Venus de New York, bien sûr, mais aussi de tous les Etats-Unis, ils étaient comme aimantés par ce qui était devenu, le 11 septembre 2001, l'endroit où il fallait être.
Pompiers, policiers, ouvriers ou simplement volontaires fouillaient les débris, sous les yeux du reste du monde, impuissant.
Parmi eux, Andrea Booher, photographe appelée par l'agence fédérale chargée des catastrophes majeures (Fema), était aussi à pied d'oeuvre.
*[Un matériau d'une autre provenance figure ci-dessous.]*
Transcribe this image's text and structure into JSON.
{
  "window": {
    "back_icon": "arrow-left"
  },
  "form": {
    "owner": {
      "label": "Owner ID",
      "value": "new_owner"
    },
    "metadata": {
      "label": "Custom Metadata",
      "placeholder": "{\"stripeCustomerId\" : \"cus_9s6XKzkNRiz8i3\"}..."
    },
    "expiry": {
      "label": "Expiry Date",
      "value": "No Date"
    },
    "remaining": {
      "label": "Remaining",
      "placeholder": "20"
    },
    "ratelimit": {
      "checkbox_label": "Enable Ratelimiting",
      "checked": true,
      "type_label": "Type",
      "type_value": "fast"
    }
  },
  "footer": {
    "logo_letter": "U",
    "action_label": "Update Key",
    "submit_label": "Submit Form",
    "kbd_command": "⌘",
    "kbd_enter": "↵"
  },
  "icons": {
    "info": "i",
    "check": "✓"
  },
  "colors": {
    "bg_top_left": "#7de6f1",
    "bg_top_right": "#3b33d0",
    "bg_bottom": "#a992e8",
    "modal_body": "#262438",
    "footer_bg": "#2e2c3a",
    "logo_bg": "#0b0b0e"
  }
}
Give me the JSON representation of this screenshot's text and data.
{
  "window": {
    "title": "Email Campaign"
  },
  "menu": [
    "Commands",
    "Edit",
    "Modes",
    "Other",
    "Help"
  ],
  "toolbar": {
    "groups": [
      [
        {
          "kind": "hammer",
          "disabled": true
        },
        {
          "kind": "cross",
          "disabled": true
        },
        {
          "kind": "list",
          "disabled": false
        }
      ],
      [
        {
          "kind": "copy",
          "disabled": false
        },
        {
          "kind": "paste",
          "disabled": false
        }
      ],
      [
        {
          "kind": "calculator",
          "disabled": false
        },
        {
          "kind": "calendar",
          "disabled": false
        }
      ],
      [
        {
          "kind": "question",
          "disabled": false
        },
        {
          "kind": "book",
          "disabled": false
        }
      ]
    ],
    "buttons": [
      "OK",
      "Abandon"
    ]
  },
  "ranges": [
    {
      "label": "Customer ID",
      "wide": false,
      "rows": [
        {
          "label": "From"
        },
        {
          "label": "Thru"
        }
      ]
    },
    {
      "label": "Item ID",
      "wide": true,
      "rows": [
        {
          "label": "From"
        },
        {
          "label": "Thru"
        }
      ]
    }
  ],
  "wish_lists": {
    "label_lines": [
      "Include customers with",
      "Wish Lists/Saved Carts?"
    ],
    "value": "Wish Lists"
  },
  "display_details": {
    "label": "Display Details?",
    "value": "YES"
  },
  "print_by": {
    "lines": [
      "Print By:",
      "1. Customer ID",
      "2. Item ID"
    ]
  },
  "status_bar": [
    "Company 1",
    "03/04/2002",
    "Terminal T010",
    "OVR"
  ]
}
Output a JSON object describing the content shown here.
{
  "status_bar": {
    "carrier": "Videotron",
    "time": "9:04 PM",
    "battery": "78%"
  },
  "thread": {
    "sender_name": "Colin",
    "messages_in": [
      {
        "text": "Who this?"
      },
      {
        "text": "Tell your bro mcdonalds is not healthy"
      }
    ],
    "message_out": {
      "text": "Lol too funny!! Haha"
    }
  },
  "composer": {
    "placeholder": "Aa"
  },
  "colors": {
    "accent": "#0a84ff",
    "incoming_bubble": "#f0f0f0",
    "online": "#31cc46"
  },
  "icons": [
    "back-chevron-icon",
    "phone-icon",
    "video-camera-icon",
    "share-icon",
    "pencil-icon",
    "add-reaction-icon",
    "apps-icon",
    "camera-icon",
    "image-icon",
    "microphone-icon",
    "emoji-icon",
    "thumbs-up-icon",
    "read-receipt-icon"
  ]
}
"Il y avait une espèce de frénésie dans les recherches et personne ne voulait quitter le site. (...) Nous sentions que les heures s'envolaient", se rappelle-t-elle, dans un entretien à l'AFP.
Dès le 12 septembre, "Ground Zero" est fermé aux médias. Elle devient, avec son collègue Michael Rieger, la seule à pouvoir prendre des photos sur le site, pour l'Histoire.
C'est une sélection de ses clichés qui a été retenue pour l'exposition "Hope at Ground Zero" ("Espoir à Ground Zero"), démarrée le 26 mai et présentée jusqu'en mai 2017 au musée du 11-Septembre, situé sur le site même du World Trade Center.
Les images de l'exposition, parfois des tirages de plusieurs mètres de haut, montrent ces hommes et ces femmes, devenus des fourmis sur un tas d'immondices, baignés d'une lumière apocalyptique qui filtre à travers les fumées.
Rapidement, la fièvre des premiers jours, lorsqu'il était encore question de trouver des survivants, a fini par s'envoler.
"Je suis arrivée un jour sur le site. Personne ne disait rien, mais il y avait cette atmosphère déprimante, très lourde", raconte-t-elle. "Il pleuvait. Vous sentiez que c'était terminé, que l'espoir s'était envolé. Nous n'allions plus trouver personne."
Vingt personnes ont été retrouvées vivantes dans les décombres, les dernières le 12 septembre, au lendemain des attentats de New York qui ont fait 2.753 victimes.
- 'Le meilleur de l'humanité' -
Etre les deux seuls photographes sur le site, dit-elle, "c'était un honneur, mais aussi beaucoup de responsabilités. (...) Je me suis poussée jusqu'à la limite."
Au départ, cette habituée des grandes catastrophes n'avait accès qu'au site, mais pas à la "pile", le gigantesque tas qu'étaient devenues les deux tours, considérée comme trop dangereuse.
"Nous avons du gagner (la) confiance" des pompiers, qui supervisaient le site, et qui "nous voyaient tous les jours, à toute heure", explique-t-elle.
Les hommes du feu, qui ont perdu des centaines des leurs le 11-Septembre, remarquent aussi que les deux photographes, sans s'être concertés, lâchent leurs appareils à la découverte d'un corps ou de restes humains, qu'ils ne documentent pas.
Adoptés, ils deviennent des volontaires comme les autres. On pose pour eux, seul ou en groupe, le visage souvent sale, comme des mineurs à ciel ouvert, au milieu de ces monstrueuses poutres d'acier, disloquées à la manière de vulgaires fils de fer.
"Encore aujourd'hui, j'ai ce lien avec tellement de gens qui sont sur ces photos", dit Andrea Booher, qui a envoyé plus de 600 CD à ceux qu'elle avait pu identifier. "On reste en contact, on se demande des nouvelles."
Les anciens de Ground Zero sont aussi liés par ce qu'ils ont absorbé sur le site, un mélange inédit et incroyablement toxique, composé notamment d'amiante, de mercure ou de benzène.
Malgré les masques, que tous n'ont pas porté, plus de 4.000 personnes présentes le jour des attentats ou ensuite, lors des excavations sur le site, ont contracté un cancer directement lié à l'événement, selon un document parlementaire publié fin 2015. Une loi d'indemnisation a été votée en 2010.
Andrea Booher, qui est restée deux mois et demi à "Ground Zero", a depuis des problèmes de sinus, mais estime s'en être bien sortie, elle qui n'a jamais porté de masque.
Aujourd'hui, lorsqu'elle revient sur les lieux, elle voit toujours l'endroit tel qu'elle l'a quitté, ce jour d'automne 2001. "C'est gravé dans ma mémoire", dit-elle.
Il y avait de l'horreur, mais aussi un élan, impulsé par ces milliers d'anonymes, dit-elle: "c'est là que vous voyez le meilleur de l'humanité".